Дух любви Иисуса Христа скрыл свой лик перед этим диким и кровожадным спором. Но он жил в песнях, молитвах, духовных книгах XVII – начала XVIII веков[839], в поэмах Герхарда, в хоралах Баха и в других деяниях веры.
В народе свирепствовал страх, вера в ведьм возросла до предела. Люди верили в Бога и в любовь к ближним, но у них не было сил любить. Бернский церковный историк Блош пишет о Швейцарии времен реформатов: «Вера в дьявола стала важней веры в Бога; страх Божий в то время было правильнее назвать боязнью дьявола»[840]. С 1575 по 1700 год в культурных странах убили не меньше миллиона ведьм, из которых четверть, а может, и больше – жертвы протестантской веры в дьявола. Из этой атавистической регрессии родился первобытный садизм. В иных местах Реформация породила ужас. Например, в кантоне Цюриха в XV веке по обвинению в колдовстве казнили только двоих, в XVI-м их становится 37, к которым прибавились 23 казненных за поклонение дьяволу (25 – за богохульство и один студент – за гнусные разговоры о причастии). Последней садистской оргией ортодоксии стало убийство восьми женщин в Цюрихе в 1701 году по обвинению в колдовстве: одну сожгли, остальных зарубили мечом[841]. Еще хуже было в Берне, где с 1591 по 1595 год перепуганные жители, защищаясь от дьявола, ежегодно сжигали по одиннадцать ведьм, а с 1596 по 1600 год – по полсотни[842]. В бернских деревнях Инс и Бюрен как-то убили четверку ведьм, среди которых оказалась 102-летняя старуха. В четырех деревушках на озере Биль с 1611 по 1667 год убили 60 «колдунов». Иные женщины в мазохистском безумии оговаривали сами себя, утверждая, что имели с дьяволом греховные отношения. От других такие признания выбивали под пытками. Из протоколов заседаний женевского Совета следует, что с 1609 по 1615 год, как пишет Флери[843], совершались ужасные садистские оргии во имя христианства, а на самом деле – из-за губительной попытки совладать со страхом. В Германии дела обстояли не лучше, что на основании документов доказывает Николаус Паулюс[844].

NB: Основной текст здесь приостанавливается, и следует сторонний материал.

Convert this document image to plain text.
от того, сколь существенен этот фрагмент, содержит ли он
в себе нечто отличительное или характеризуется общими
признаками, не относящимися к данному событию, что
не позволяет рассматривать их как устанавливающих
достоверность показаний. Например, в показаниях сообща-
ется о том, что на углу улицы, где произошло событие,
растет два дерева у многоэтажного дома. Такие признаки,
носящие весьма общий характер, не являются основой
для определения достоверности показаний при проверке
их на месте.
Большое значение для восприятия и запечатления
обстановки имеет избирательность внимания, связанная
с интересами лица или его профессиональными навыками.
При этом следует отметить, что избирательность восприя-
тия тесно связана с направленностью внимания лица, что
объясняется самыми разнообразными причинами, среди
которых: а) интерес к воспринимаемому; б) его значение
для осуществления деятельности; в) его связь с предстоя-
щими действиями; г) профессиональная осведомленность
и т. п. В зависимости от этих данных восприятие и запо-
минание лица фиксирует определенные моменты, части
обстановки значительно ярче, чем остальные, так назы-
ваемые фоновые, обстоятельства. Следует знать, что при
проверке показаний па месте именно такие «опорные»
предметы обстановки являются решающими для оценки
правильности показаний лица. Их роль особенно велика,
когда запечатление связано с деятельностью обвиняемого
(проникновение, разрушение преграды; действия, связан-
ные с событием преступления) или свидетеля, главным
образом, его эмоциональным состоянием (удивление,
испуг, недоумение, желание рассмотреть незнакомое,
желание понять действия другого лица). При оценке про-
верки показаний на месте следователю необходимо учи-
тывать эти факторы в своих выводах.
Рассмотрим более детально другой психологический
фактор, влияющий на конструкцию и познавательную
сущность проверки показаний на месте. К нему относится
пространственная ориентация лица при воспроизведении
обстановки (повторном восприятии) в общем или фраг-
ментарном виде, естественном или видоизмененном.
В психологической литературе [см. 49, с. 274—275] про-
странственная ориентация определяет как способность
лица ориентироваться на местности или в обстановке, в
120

Первые борцы против убийств ведьм – кальвинистский проповедник Антон Преториус (ум. ок. 1625), протестантские врачи Иоганн Вейер и Иоганн Эвих, как и другие, не отрицали факт колдовства, но осуждали ложные обвинения против невинных женщин, пытки и казни[845]. Карл Хазе констатирует: «Того, кто не считал сжигание ведьм богослужением, ждал вечный адский огонь»[846].
Утрата любви, весьма частая при личных и коллективных неврозах, и притом сплетенная с ортодоксальной верой в Бога, проявилась в то время и в яростных гонениях на еретиков. После Тридцатилетней войны католики и протестанты ненавидели друг друга. И те и другие ссылались на Христа, вот только Христос, воплощенная любовь, требовал от своих учеников одной только любви. Но и между собой протестанты враждовали с такой жестокостью, в которой не осталось и следа от духа Христова. Зять Меланхтона Каспар Пейцер, личный врач курфюрста Августа I Саксонского, за приверженность идеям кальвинизма провел в тюрьме двенадцать лет, где инквизиторы-лютеране грозили ему раскаленными щипцами, если не отречется[847]. Еще одного кальвиниста, канцлера Кракова, замучили в тюрьме до смерти[848]. Другого так долго пытали в крепости, пока он не сошел с ума (ibid.). До образца «по тому узнают все, что вы Мои ученики, что будете иметь любовь между собою» было как до небес – и это в то время, когда христиане с бешеным фанатизмом ратовали во имя Христово. Кальвинисты убили 72-летнего Олденбарневелта, почтенного старика, ибо тот утверждал, что Христос умер ради спасения всех людей, а не только избранных[849]. Та же участь грозила и пастору из Цюриха Михаэлю Цингу, если бы он не сумел сбежать[850]. Гуго Гроций, друг Олденбарневелта и основатель международного права, был приговорен к пожизненному заключению, ибо разделял более свободные взгляды арминиан. Сбежать ему помогла храбрая супруга, которая последовала за мужем в тюрьму и вывезла его в сундуке, где якобы лежали книги[851].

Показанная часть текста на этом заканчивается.